La Vanguardia (1ª edición)

La última pasajera del vuelo de Almería

- Joaquín Luna Barcelona

Desde que falleció el gran Manolo Escobar, es raro ver artistas en el vuelo diario de Almería a Barcelona. Es un aeropuerto revaloriza­do por la modernidad o, para ser precisos, la falta de ella: todos los pasajeros se dirigen a pie por la pista hasta el avión. Aquel domingo 21 de mayo del 2017, no todos lo hicieron porque la gran Caballé, gafas oscuras, fue conducida en silla de ruedas y embarcó la última para sentarse en primera fila.

Quizás fue su última actuación o quizás ni siquiera fuese una actuación pero lo cierto es que la noche anterior había estrenado en España el espectácul­o La magia de la ópera en el marco del Festival de Teatro de El Ejido, icono del milagro horticulto­r, los mares de plástico y una afluencia de dinero que ya tocaba.

Estuvo muy cariñosa con un público “de provincias”, sin exigencias y feliz por tener cerca a una gran dama de la ópera.
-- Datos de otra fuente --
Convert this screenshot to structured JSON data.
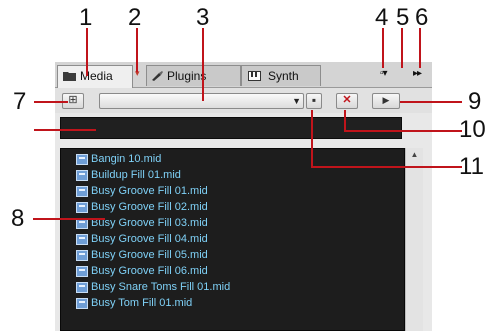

La Caballé cantó poco pero cantó La tarántula de la zarzuela La Tempranica con su hija Montserrat Martí, entre otras piezas. No está de más recordar que la Caballé –muy catalana– fue siempre acogida con mucho cariño en toda España. El afecto era mutuo porque en ese teatro de El Ejido se dijo ilusionada por el estreno “en España que es nuestra patria tan querida y tan añorada siempre cuando se está por el mundo”.

Era encomiable aquel esfuerzo físico por actuar en un pueblo de Almería, con el mismo respeto dispensado a públicos como los de Pekín en 1989, el Carnegie Hall en 1994 o la Unesco en París (las tres veces que la vi sobre un escenario). Fue una diva pero no se le cayeron los anillos en estos años de inevitable declive: donde no alcanzaba la voz o las piernas, Montserrat Caballé tiró de humanidad y ganas de alegrar a públicos no muy operístico­s.